Les évangiles n’ont pas retenu le nom de la miraculée, mais Jésus l’appelle « ma fille ». Il y a beaucoup d’affection dans ce mot. Et puis cette affirmation : ta foi t’a sauvée – et non les franges de mon manteau, ni même l’argent que tu as dépensé auprès des médecins.
« Ta foi t’a sauvée », c’est-à-dire que ta foi a été l’instrument de ta guérison.
En fait, c’est mon pouvoir sur la maladie et la mort qui t’a donné la guérison ; et cette puissance t’a été communiquée parce que tu as cru en moi.
« Demandez, et l’on vous donnera ; cherchez et vous trouverez ; frappez, et l’on vous ouvrira ». Il y avait dans le geste de cette femme une intense demande. Une demande peut-être maladroite, mais respectueuse, humble et faite de foi. Elle a obtenu ce qu’elle demandait.
Bien plus : une guérison du corps est présentée aussi comme guérison de l’âme. Jésus ne dit pas : ta foi t’a guérie, mais : ta foi t’a sauvée. Il emploie un mot extrêmement fort, qui nous rappelle que la guérison fait partie du salut qu’il est venu nous apporter. Là où il y a péché, il y a maladie. La maladie est l’une des conséquences du péché originel. Elle ne faisait pas partie du plan de Dieu pour nous. Etre guéri d’une maladie signifie être délivré de l’une des conséquences du péché. En attendant la guérison parfaite, bien sûr, qui aura lieu au dernier jour, à la résurrection des morts. Notre corps est lui aussi pris dans l’engrenage du péché et de la mort. Et notre corps est appelé, lui aussi, à participer à la délivrance finale, à la rédemption.
Jésus console cette femme. Elle a droit au salut en lequel elle croit. L’amour du Christ lui était plus grand que les entraves dressées par les hommes.

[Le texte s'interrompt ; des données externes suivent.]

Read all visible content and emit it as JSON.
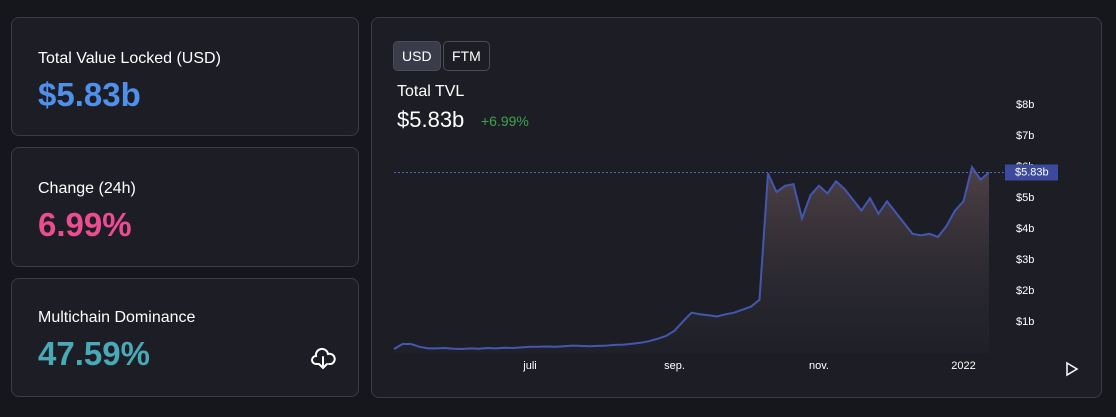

Frères et soeurs, cette histoire annonce aussi ce que Jésus a fait pour chacun d’entre nous ! Jésus se laisse « souiller » et atteindre par nos offenses pour nous offrir le salut. Il se charge de nos impuretés pour nous offrir sa guérison. Il prend sur lui nos péchés pour nous accorder son pardon. Voilà la grandiose vérité qui transparaît, en filigranes, dans notre texte. Et un miracle était nécessaire pour authentifier cette vérité. Le miracle devient le signe tangible de cette vérité.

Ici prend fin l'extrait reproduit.